4-Year-Old Bug in Azure App Service Exposed Hundreds of Source Code Repositories

Cyber Security

A security flaw has been unearthed in Microsoft’s Azure App Service that resulted in the exposure of source code of customer applications written in Java, Node, PHP, Python, and Ruby for at least four years since September 2017.

The vulnerability, codenamed “NotLegit,” was reported to the tech giant by Wiz researchers on October 7, 2021, following which mitigations have been undertaken to fix the information disclosure bug in November. Microsoft said a “limited subset of customers,” adding “Customers who deployed code to App Service Linux via Local Git after files were already created in the application were the only impacted customers.”

The Azure App Service (aka Azure Web Apps) is a cloud computing-based platform for building and hosting web applications. It allows users to deploy source code and artifacts to the service using a local Git repository, or via repositories hosted on GitHub and Bitbucket.

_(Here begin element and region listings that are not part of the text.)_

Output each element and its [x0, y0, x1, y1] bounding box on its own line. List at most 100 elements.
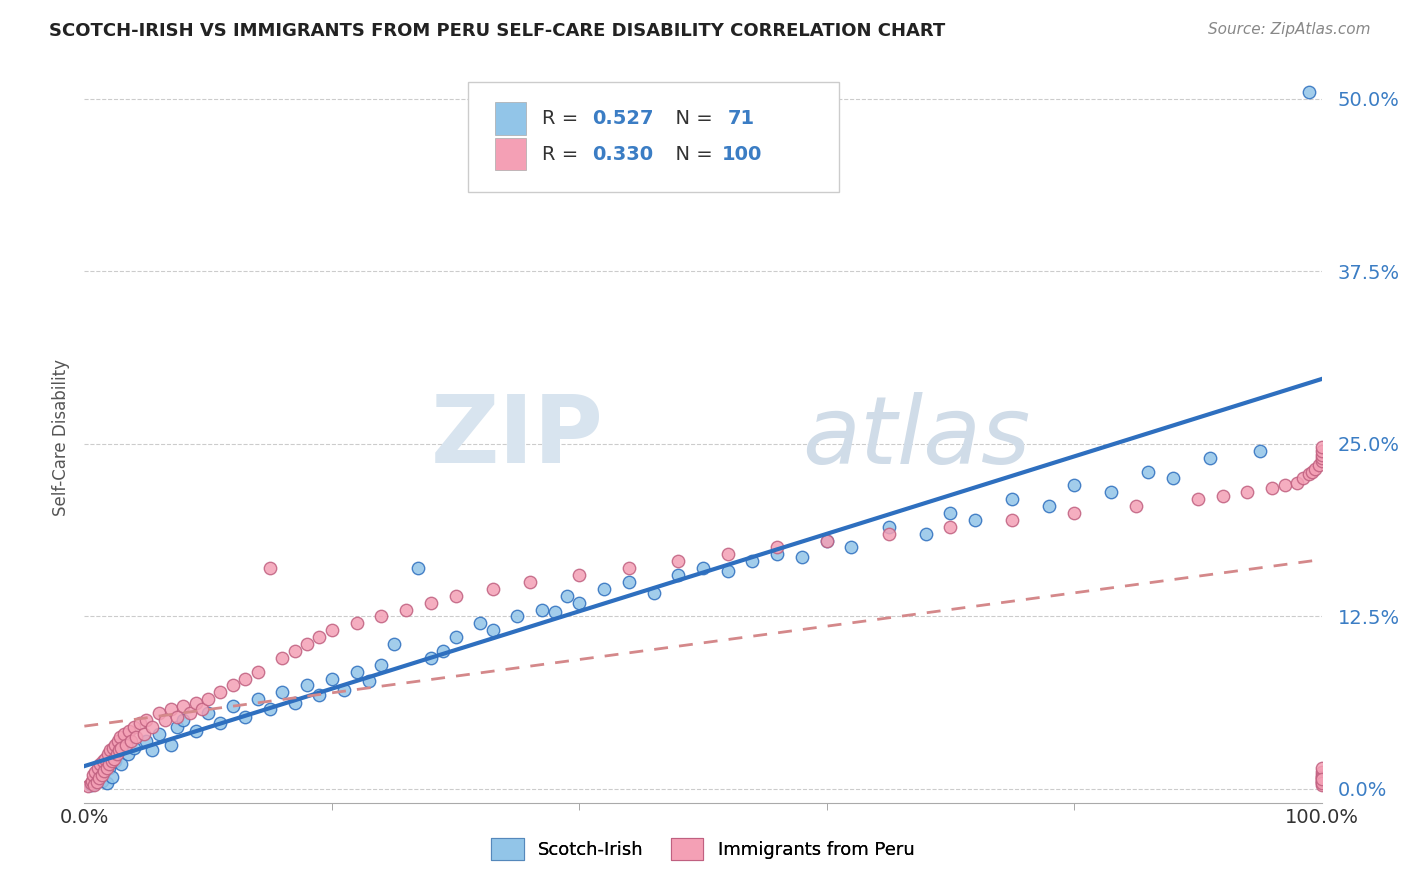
Point: [295, 678, 318, 692]
Point: [110, 757, 132, 772]
Point: [593, 582, 616, 596]
Point: [160, 702, 183, 716]
Point: [617, 561, 640, 575]
Point: [179, 706, 201, 720]
Point: [506, 609, 529, 624]
Point: [96, 776, 118, 790]
Point: [444, 630, 467, 644]
Text: R =: R =: [543, 110, 585, 128]
Point: [98, 743, 121, 757]
Point: [1310, 776, 1333, 790]
Text: atlas: atlas: [801, 392, 1031, 483]
Point: [104, 755, 127, 769]
Point: [1199, 450, 1222, 465]
Point: [1308, 458, 1330, 472]
Point: [129, 715, 152, 730]
Point: [96, 761, 118, 775]
Point: [87, 761, 110, 775]
Point: [1310, 440, 1333, 454]
Point: [89, 757, 111, 772]
Point: [1285, 475, 1308, 490]
Point: [617, 574, 640, 589]
Point: [246, 665, 269, 679]
Point: [877, 526, 900, 541]
Bar: [495, 137, 526, 170]
Point: [790, 550, 813, 565]
Point: [717, 548, 740, 562]
Y-axis label: Self-Care Disability: Self-Care Disability: [52, 359, 70, 516]
Text: Source: ZipAtlas.com: Source: ZipAtlas.com: [1208, 22, 1371, 37]
Point: [122, 720, 145, 734]
Point: [83, 778, 105, 792]
Point: [1161, 471, 1184, 485]
Point: [84, 765, 107, 780]
Point: [308, 630, 330, 644]
Point: [370, 609, 392, 624]
Point: [115, 738, 138, 752]
Point: [166, 710, 188, 724]
Point: [568, 568, 591, 582]
Point: [346, 665, 368, 679]
Text: 0.527: 0.527: [592, 110, 654, 128]
Point: [184, 724, 207, 739]
Point: [98, 761, 121, 775]
Point: [97, 747, 120, 762]
Point: [86, 775, 108, 789]
Point: [259, 702, 281, 716]
Point: [94, 751, 117, 765]
Text: ZIP: ZIP: [432, 391, 605, 483]
Text: N =: N =: [664, 110, 713, 128]
Point: [531, 602, 554, 616]
Point: [914, 526, 936, 541]
Point: [1099, 485, 1122, 500]
Point: [419, 596, 441, 610]
Point: [1310, 448, 1333, 462]
Point: [197, 706, 219, 720]
Point: [1212, 490, 1234, 504]
Point: [89, 768, 111, 782]
Point: [1310, 770, 1333, 784]
Point: [877, 520, 900, 534]
Point: [1137, 465, 1160, 479]
Point: [89, 771, 111, 785]
Text: R =: R =: [543, 145, 585, 163]
Point: [110, 730, 132, 744]
Point: [1310, 443, 1333, 458]
Point: [222, 678, 245, 692]
Point: [568, 596, 591, 610]
Point: [1274, 478, 1296, 492]
Point: [481, 624, 503, 638]
Point: [93, 765, 115, 780]
Point: [125, 730, 148, 744]
Point: [815, 533, 838, 548]
Point: [93, 764, 115, 778]
Point: [284, 644, 307, 658]
Point: [939, 520, 962, 534]
Point: [141, 743, 163, 757]
Point: [939, 506, 962, 520]
Point: [103, 751, 125, 765]
Legend: Scotch-Irish, Immigrants from Peru: Scotch-Irish, Immigrants from Peru: [484, 830, 922, 867]
Point: [172, 699, 194, 714]
Text: 0.330: 0.330: [592, 145, 652, 163]
Point: [1125, 499, 1147, 513]
Point: [1236, 485, 1258, 500]
Point: [1261, 481, 1284, 495]
Point: [148, 706, 170, 720]
Point: [419, 651, 441, 665]
Point: [184, 697, 207, 711]
Point: [117, 747, 139, 762]
Point: [101, 740, 124, 755]
Point: [80, 773, 103, 788]
Point: [1187, 492, 1209, 507]
Point: [308, 688, 330, 702]
Point: [191, 702, 214, 716]
Point: [295, 637, 318, 651]
Point: [370, 657, 392, 672]
Point: [160, 738, 183, 752]
Point: [105, 747, 128, 762]
Point: [333, 682, 356, 697]
Point: [1001, 513, 1024, 527]
Point: [395, 602, 418, 616]
Point: [357, 674, 380, 689]
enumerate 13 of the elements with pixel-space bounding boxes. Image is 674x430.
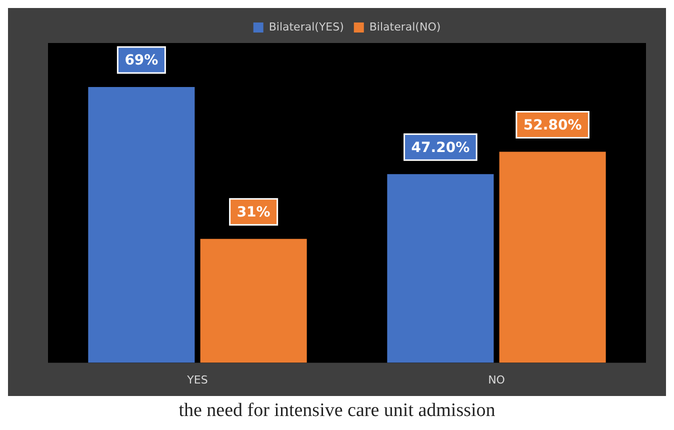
legend-label: Bilateral(YES) [268,20,344,34]
data-label: 47.20% [411,140,470,156]
data-label: 31% [236,204,270,221]
bar [499,152,606,363]
bar [387,174,494,363]
data-label: 69% [124,52,158,69]
x-axis-title: the need for intensive care unit admission [178,400,496,422]
data-label: 52.80% [523,117,582,134]
bar [88,86,195,363]
bar [200,238,307,363]
x-tick-label: YES [186,373,208,386]
x-tick-label: NO [488,373,506,386]
legend-label: Bilateral(NO) [369,20,441,34]
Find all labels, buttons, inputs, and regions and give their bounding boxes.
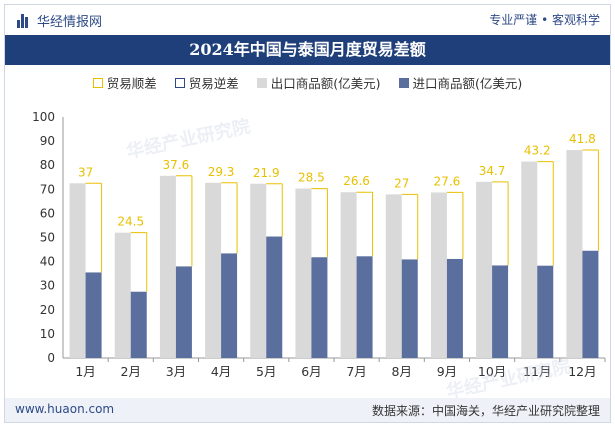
import-bar [221,253,238,358]
x-tick-label: 10月 [478,364,506,379]
export-bar [566,150,583,358]
export-bar [521,161,538,358]
import-bar [85,272,102,358]
y-tick-label: 30 [40,279,55,293]
legend-export: 出口商品额(亿美元) [256,73,381,92]
export-bar [114,232,131,358]
brand-name: 华经情报网 [37,15,103,30]
import-bar [356,256,373,358]
import-swatch [398,77,409,88]
import-bar [175,266,192,358]
import-bar [582,250,599,358]
x-tick-label: 3月 [166,364,186,379]
export-bar [295,188,312,358]
slogan: 专业严谨 • 客观科学 [489,13,600,27]
y-tick-label: 60 [40,206,55,220]
export-bar [476,181,493,358]
export-bar [250,183,267,358]
x-tick-label: 2月 [121,364,141,379]
legend-deficit: 贸易逆差 [174,73,239,92]
surplus-data-label: 27 [394,176,409,190]
x-tick-label: 7月 [346,364,366,379]
x-tick-label: 8月 [392,364,412,379]
surplus-data-label: 26.6 [343,174,370,188]
y-tick-label: 10 [40,327,55,341]
x-tick-label: 11月 [523,364,551,379]
export-bar [340,192,357,358]
y-tick-label: 20 [40,303,55,317]
surplus-data-label: 29.3 [208,165,235,179]
legend-deficit-label: 贸易逆差 [188,76,239,91]
legend: 贸易顺差 贸易逆差 出口商品额(亿美元) 进口商品额(亿美元) [5,73,610,92]
legend-import: 进口商品额(亿美元) [398,73,523,92]
surplus-data-label: 34.7 [479,164,506,178]
footer: www.huaon.com 数据来源：中国海关，华经产业研究院整理 [5,398,610,422]
deficit-swatch [174,77,185,88]
surplus-swatch [92,77,103,88]
export-bar [205,182,222,358]
brand-bars-icon [17,13,31,28]
import-bar [537,265,554,358]
surplus-data-label: 43.2 [524,144,551,158]
y-tick-label: 90 [40,134,55,148]
footer-website: www.huaon.com [15,402,115,416]
export-bar [69,183,86,358]
brand: 华经情报网 [17,11,102,30]
y-tick-label: 80 [40,158,55,172]
import-bar [401,259,418,358]
export-swatch [256,77,267,88]
chart-title: 2024年中国与泰国月度贸易差额 [5,35,610,65]
legend-export-label: 出口商品额(亿美元) [270,76,381,91]
import-bar [130,291,147,358]
top-bar: 华经情报网 专业严谨 • 客观科学 [5,5,610,33]
import-bar [266,236,283,358]
x-tick-label: 4月 [211,364,231,379]
legend-surplus-label: 贸易顺差 [106,76,157,91]
y-tick-label: 0 [47,351,55,365]
x-tick-label: 9月 [437,364,457,379]
y-tick-label: 40 [40,255,55,269]
import-bar [311,257,328,358]
bar-chart: 0 10 20 30 40 50 60 70 80 90 100 37 1月 24.5 2月 37.6 3月 29… [32,110,606,379]
legend-surplus: 贸易顺差 [92,73,157,92]
legend-import-label: 进口商品额(亿美元) [412,76,523,91]
x-tick-label: 12月 [568,364,596,379]
chart-frame: 华经情报网 专业严谨 • 客观科学 2024年中国与泰国月度贸易差额 贸易顺差 … [4,4,611,423]
export-bar [430,192,447,358]
surplus-data-label: 27.6 [434,174,461,188]
x-tick-label: 5月 [256,364,276,379]
y-tick-label: 100 [32,110,55,124]
surplus-data-label: 28.5 [298,171,325,185]
surplus-data-label: 21.9 [253,166,280,180]
import-bar [492,265,509,358]
export-bar [385,194,402,358]
surplus-data-label: 37 [78,165,93,179]
import-bar [446,258,463,358]
surplus-data-label: 41.8 [569,132,596,146]
y-tick-label: 50 [40,231,55,245]
footer-source: 数据来源：中国海关，华经产业研究院整理 [371,404,600,418]
surplus-data-label: 37.6 [163,158,190,172]
x-tick-label: 6月 [301,364,321,379]
export-bar [159,175,176,358]
y-tick-label: 70 [40,182,55,196]
surplus-data-label: 24.5 [117,215,144,229]
x-tick-label: 1月 [75,364,95,379]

The insecure default behavior occurs when the Local Git method is used to deploy to Azure App Service, resulting in a scenario where the Git repository is created within a publicly accessible directory (home/site/wwwroot).

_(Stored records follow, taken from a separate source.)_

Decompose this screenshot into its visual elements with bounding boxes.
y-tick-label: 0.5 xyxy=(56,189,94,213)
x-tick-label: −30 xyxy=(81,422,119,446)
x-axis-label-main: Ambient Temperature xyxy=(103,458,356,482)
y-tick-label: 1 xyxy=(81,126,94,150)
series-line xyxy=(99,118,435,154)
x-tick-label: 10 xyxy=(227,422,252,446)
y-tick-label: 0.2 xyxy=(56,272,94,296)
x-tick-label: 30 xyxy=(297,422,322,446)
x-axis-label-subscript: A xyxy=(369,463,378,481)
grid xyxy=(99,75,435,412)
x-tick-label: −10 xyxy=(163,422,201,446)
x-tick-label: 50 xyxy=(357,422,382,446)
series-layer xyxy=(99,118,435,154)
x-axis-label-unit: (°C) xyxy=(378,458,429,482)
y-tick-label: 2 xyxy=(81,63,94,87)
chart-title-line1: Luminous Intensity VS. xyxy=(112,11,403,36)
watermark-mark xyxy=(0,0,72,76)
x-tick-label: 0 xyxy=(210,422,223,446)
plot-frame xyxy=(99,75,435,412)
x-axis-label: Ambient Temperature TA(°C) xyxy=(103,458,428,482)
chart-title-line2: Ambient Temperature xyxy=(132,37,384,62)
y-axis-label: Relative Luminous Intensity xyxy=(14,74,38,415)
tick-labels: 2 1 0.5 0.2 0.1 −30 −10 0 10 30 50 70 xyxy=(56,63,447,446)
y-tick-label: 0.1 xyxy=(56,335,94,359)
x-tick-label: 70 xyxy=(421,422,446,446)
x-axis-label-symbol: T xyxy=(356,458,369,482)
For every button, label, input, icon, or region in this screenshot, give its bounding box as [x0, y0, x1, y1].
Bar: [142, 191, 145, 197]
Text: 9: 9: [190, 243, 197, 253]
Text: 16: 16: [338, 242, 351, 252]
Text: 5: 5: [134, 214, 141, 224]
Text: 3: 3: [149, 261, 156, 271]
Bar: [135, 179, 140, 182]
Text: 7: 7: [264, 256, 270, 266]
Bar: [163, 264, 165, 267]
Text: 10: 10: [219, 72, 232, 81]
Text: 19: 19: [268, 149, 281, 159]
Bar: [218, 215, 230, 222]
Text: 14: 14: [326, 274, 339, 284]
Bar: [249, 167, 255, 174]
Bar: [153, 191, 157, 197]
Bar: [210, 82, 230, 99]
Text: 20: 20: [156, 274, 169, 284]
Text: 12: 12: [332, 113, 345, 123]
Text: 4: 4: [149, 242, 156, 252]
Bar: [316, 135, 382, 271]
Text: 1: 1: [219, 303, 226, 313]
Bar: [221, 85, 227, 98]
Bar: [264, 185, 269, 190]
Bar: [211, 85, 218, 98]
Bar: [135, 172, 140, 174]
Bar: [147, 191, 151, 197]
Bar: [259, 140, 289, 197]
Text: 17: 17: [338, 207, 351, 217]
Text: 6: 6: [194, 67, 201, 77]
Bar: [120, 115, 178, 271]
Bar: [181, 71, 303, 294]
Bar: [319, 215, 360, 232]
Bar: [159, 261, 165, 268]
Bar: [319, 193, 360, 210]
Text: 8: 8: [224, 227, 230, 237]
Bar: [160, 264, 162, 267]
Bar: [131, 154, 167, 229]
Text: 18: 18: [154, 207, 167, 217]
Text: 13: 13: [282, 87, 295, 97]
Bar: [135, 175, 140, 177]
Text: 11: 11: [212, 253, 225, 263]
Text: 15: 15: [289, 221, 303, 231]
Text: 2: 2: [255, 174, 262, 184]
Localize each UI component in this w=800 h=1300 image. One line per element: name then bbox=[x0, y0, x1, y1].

While Microsoft does add a “web.config” file to the .git folder — which contains the state and history of the repository — to restrict public access, the configuration files are only used with C# or ASP.NET applications that rely on Microsoft’s own IIS web servers, leaving out apps coded in other programming languages like PHP, Ruby, Python, or Node that are deployed with different web servers like Apache, Nginx, and Flask.

“Basically, all a malicious actor had to do was to fetch the ‘/.git’ directory from the target application, and retrieve its source code,” Wiz researcher Shir Tamari said. “Malicious actors are continuously scanning the internet for exposed Git folders from which they can collect secrets and intellectual property. Besides the possibility that the source contains secrets like passwords and access tokens, leaked source code is often used for further sophisticated attacks.”

“Finding vulnerabilities in software is much easier when the source code is available,” Tamari added.